SNS上には「まさかの『クローズZERO』展開」「甲冑姿のこんな殴り合い初めて見たかも」「大河史上最高のケンカだったな……畠山殿は勝負に勝って試合に負けたのだ」「畠山重忠と義時のタイマン勝負に涙が止まらなかった。『戦など誰がしたいと思うか!』と叫ぶ重忠にも涙」「畠山重忠と北条義時の肉弾の殴り合い。なぜか『クローズZERO』を見ているような感覚…滅びる者の悲しさと坂東武士の侠気と底に流れる男同士のお互いを信じる友情が、思いきり泣ける」などの声が続出。反響を呼んだ。
9/18(日) スポニチアネックス
https://news.yahoo.co.jp/articles/24190d59169698781d90aaa3465d3950d670d944
今回のテーマは、「誇りとは何か」ということではないか。実際に、畠山重忠について、北条義時のセリフとして「次郎は決して逃げようとしなかった。逃げるいわれがなかったからです。所領に戻って、兵を集めることもしなかった。戦ういわれがなかったからです。次郎がしたのは、ただ、己の誇りを守ることのみ。(首桶を時政に差し出し)検めていただきたい。あなたの目で。執権を続けていくのであれば、あなたは見るべきだ!父上!」<上記より抜粋>ということを言わせている。史実の中でも上記に見えるように、本当に反旗を翻すのであれば、現在の嵐山町にある菅谷館に戻り、城に籠って戦えばよいし、地の利もあったはずである。そのようなことをしなかった、また降伏もしなかったという「史実」と今回のドラマの映像がうまく重なるようにできている。
もう一つは「誇りをかけた戦い」とは「勝つこと」ではなく「心を攻めること」ではなかったか。実際に、今回の甲冑をつけての殴り合い、それも大河ドラマの中での2分30秒は、それだけの意味があったのではないか。文字通り「こぶしでわかり合う」ということは、そのような事であったのではないかということが容易に推測ができる。
そして戦いが終わった後の畠山重忠は、満足そうに笑みを浮かべ馬に乗って悠然と引き返し、そして北条義時は涙を流している。このような「男と漢の心の動き」がわかるのは、現在「ジェンダー」とか言っている人々には少し難しいのかもしれない。

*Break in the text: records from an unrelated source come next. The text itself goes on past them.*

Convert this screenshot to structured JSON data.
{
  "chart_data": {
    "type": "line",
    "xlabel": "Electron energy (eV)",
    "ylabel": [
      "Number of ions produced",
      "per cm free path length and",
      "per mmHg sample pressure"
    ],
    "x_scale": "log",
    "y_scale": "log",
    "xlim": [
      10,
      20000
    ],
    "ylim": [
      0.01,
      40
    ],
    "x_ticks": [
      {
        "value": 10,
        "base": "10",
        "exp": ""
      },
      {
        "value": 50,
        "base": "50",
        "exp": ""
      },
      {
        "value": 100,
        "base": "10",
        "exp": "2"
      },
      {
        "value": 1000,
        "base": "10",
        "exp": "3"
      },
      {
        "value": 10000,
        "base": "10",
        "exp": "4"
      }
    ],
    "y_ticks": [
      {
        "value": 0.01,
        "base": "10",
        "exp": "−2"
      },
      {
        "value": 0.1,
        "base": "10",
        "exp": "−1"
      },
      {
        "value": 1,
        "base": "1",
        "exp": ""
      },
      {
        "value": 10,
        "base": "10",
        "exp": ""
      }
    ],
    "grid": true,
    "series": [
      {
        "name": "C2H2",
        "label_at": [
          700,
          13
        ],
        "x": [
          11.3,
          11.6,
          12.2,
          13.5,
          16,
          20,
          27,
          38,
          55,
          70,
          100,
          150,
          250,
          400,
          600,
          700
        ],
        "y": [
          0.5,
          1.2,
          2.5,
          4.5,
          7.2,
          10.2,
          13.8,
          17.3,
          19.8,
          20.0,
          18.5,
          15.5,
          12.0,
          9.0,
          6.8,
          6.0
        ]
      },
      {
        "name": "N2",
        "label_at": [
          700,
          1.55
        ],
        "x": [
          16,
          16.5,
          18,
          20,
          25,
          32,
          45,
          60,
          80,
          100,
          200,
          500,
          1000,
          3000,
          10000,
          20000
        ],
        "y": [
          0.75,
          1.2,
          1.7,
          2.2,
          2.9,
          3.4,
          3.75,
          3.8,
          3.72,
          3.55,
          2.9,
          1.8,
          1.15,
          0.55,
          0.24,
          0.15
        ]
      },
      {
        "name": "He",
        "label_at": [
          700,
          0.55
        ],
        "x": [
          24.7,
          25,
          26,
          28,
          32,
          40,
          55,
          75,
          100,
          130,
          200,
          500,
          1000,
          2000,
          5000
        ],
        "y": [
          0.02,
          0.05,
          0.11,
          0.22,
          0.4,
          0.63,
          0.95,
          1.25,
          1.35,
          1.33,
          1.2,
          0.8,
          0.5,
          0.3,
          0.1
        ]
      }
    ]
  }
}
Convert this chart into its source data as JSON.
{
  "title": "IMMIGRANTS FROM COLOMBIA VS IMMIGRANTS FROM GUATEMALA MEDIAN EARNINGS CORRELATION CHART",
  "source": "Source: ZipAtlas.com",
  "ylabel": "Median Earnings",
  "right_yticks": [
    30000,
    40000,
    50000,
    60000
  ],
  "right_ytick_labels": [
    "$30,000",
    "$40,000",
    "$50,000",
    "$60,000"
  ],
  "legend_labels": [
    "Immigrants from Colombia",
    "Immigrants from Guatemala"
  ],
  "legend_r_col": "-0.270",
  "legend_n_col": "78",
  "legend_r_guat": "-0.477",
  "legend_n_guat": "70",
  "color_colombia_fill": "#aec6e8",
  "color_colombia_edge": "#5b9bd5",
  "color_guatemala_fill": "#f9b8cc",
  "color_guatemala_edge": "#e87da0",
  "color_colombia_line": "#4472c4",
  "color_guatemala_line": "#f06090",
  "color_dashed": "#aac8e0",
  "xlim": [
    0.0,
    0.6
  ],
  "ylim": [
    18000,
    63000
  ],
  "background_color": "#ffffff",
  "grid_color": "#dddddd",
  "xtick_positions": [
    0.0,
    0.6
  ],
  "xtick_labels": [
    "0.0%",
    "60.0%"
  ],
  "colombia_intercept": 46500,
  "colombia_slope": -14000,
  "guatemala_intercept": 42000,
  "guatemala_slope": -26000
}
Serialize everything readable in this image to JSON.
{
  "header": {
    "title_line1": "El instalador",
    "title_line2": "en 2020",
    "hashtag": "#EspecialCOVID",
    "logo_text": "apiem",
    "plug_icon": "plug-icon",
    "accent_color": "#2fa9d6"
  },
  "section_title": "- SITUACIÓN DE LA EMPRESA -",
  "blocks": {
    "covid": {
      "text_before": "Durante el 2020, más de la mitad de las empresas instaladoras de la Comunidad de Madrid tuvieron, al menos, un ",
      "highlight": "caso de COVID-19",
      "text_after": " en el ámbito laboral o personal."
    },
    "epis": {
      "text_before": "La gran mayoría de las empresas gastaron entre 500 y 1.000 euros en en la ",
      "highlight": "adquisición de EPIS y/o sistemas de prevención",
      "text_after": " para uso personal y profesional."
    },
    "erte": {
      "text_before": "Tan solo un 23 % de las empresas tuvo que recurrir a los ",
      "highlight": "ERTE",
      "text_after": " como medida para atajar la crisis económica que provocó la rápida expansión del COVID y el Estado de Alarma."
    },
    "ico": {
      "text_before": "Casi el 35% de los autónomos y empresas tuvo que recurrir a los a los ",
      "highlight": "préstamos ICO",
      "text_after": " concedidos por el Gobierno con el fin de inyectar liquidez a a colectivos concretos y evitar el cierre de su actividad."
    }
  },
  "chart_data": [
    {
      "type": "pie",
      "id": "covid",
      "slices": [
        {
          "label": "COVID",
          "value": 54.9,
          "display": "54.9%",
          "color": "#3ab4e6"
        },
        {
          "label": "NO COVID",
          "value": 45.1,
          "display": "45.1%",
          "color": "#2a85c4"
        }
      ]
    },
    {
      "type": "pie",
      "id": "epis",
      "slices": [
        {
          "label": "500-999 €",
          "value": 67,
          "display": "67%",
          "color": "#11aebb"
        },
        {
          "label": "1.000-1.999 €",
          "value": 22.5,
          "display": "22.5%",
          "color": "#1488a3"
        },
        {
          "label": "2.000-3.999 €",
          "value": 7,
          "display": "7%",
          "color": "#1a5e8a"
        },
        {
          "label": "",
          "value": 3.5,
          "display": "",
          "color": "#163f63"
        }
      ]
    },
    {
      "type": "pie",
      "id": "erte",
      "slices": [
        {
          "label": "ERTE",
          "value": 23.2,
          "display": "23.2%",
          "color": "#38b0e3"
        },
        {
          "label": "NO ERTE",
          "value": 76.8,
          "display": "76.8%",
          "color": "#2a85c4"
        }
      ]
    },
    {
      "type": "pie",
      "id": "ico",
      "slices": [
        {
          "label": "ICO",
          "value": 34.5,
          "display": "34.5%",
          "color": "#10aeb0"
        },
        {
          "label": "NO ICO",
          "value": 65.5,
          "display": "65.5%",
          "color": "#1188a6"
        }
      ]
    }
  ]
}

その前にも、北条時政が、りくに向かって「戦を知らぬ女が口出しをするな」と一喝するところは、やはり男の世界に女性が口を出して混乱させているということを、うまく三谷幸喜氏が皮肉的に書いたのではないかという気がする。後に、このりくのこざかしさから北条時政は鎌倉を追放されてしまうのであるから、この時の時政の感はすべて当たっていたということになろう。
まさに「男の誇り」というのは何か。その一言に尽きる。その間にも和田義盛のことなどで笑いをとることを忘れない三谷幸喜氏であるが、しかし、その中に様々な仕掛けがあり、そしてその仕掛けの中から、様々な内容が書かれている。史実に従った掻き方であるが、その表現は「戦争を忌避し、相手をわかり合うことを避けている現代の人々(男)への痛烈なメッセージ」が込められているのではないか。そのように感じるのである。これは私の個人的な考えを投影しているのであろうか。
畠山重忠は、それだけ当時の人々に人気があり、また、力を持っていた。その人物を倒してから、北条時政を対序させた義時が、最も大変な人物になっている。そして、そのことを「頼朝さまから習いました」と言わせる三谷幸喜氏も、すごい。「見習った」という、現在のように教科書のない時代の徒弟制度をしっかりと書いているということになる。
この現代の様々な社会現象へのアンチテーゼ的な物語を、一気に今回見せられた気がする。それを笑いと時代ドラマの中に込めてしまうところがすごいのかもしれない。